PETIT PAYS de Gaël Faye
Petit pays, on en a tant parlé de ce livre que je vais sûrement répéter ce qui a déjà été dit.
Mais pour ceux qui vivraient en autarcie, enfermés dans leur maison, libérés du joug des médias et qui n’auraient comme lien vers le vaste monde que ce blog, pour ceux-là, je vais raconter très brièvement ce qui s’y passe dans ce Prix Goncourt des lycéens (et oui, quand même !).
Gaby a onze ans, il vit au Burundi dans les années 90. Sa mère est rwandaise, son père est français. Il vit là, dans un quartier favorisé de Bujumbura, il vit entouré de gens qu’il aime dans l’insouciance d’une enfance heureuse (et privilégiée). Jusque là, le texte est léger, des mots ronds qui collent à un âge tendre narrent une vie quasi « européenne » dans une atmosphère africaine moite qui sent le colon.
C’est joli, c’est touchant.
Puis, il y a des élections, puis le président élu est assassiné, puis ça s’agite au Rwanda, puis Gaby comprend qu’il y a deux mondes, celui des Hutus et celui des Tutsis. Et le génocide. Et l’horreur.
Ça n’est plus joli, ça touche différemment.
Expliquer par la bouche d’un enfant, l’horreur n’a pas besoin d’être détaillée, l’auteur l’a compris. Seule l’évocation d’un monde qui s’effondre autour de l’innocence suffit à bouleverser le lecteur. Et je l’ai été. Des images de journaux télévisés me sont revenues, les cris d’un film que je n’avais pas pu regarder m’ont rattrapée. Oui, ce livre est bouleversant. Cet enfant qui quitte le pays avec sa sœur. Seuls. C’est violent.
Et c’est parce que le narrateur est un enfant, et c’est parce qu’il vit un génocide que nul n’a empêché que ce livre est déchirant. Et je me souviendrai de l’horreur. Mais pour ce qui est de la forme du texte, des mots naïfs de l’enfance, des phrases simples et courtes, de cette façon de toujours vouloir que l’enfant s’émerveille d’un rien, j’aurai tôt fait d’oublier.

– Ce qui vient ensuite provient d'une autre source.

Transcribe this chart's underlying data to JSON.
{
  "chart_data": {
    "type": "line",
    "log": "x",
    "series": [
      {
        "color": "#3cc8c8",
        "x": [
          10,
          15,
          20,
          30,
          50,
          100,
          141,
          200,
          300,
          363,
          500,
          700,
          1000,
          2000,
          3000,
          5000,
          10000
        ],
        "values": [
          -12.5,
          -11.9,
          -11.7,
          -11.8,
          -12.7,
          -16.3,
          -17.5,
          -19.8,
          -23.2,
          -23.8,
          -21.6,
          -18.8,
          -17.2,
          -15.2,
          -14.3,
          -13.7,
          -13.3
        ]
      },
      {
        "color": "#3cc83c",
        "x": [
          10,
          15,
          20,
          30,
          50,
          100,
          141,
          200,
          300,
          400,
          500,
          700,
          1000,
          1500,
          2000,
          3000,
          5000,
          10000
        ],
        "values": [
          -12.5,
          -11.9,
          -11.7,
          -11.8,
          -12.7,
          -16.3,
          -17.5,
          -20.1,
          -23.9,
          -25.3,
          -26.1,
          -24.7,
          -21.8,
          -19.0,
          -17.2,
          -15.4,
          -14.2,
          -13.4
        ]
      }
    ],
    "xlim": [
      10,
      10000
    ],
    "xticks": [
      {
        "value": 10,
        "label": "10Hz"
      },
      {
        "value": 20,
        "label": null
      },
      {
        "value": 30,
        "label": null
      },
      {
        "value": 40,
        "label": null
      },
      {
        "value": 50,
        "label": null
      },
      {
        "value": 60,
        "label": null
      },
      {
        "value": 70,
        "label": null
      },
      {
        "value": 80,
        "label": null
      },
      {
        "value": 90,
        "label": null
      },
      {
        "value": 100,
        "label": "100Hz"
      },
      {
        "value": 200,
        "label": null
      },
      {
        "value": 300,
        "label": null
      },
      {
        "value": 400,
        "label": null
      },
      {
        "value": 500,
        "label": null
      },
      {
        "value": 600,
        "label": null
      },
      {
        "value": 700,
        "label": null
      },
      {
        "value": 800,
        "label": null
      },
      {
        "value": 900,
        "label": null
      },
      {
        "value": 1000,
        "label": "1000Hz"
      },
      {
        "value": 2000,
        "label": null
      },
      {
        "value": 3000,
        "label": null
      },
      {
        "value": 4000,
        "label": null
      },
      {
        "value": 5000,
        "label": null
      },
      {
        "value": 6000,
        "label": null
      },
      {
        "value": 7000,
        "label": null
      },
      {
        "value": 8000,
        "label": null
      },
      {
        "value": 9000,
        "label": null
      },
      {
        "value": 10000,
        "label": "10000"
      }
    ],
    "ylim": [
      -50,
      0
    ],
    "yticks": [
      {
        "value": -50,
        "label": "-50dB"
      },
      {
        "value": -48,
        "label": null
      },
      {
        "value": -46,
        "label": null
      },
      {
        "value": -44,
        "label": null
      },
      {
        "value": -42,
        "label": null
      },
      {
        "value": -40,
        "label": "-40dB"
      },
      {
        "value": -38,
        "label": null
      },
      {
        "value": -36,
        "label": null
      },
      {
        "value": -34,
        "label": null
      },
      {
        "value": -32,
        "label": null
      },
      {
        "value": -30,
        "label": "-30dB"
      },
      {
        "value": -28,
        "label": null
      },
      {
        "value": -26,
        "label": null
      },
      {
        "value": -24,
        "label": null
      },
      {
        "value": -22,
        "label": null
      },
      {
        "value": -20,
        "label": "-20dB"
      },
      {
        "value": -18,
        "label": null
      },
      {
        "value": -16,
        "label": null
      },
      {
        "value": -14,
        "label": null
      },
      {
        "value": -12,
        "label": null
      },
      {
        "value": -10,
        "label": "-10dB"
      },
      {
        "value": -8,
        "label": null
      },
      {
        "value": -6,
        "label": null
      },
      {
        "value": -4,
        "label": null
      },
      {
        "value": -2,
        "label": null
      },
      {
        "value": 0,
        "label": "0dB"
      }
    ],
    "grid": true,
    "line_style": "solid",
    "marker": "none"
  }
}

Je pensais être exilé de mon pays. En revenant sur les traces de mon passé, j'ai compris que je l'étais de mon enfance. Ce qui me paraît bien plus cruel encore.
C'est un livre fort.
Lis-le. Pour la mémoire.
Grasset (2016)
217 pages
L’AUTEUR
Franco-rwandais, Gaël Faye est auteur compositeur interprète de rap. Aussi influencé par les littératures créoles que par la culture hip hop. En 2016, il sort son premier roman, Petit pays, qui obtient le Prix du roman Fnac et le Goncourt des lycéens.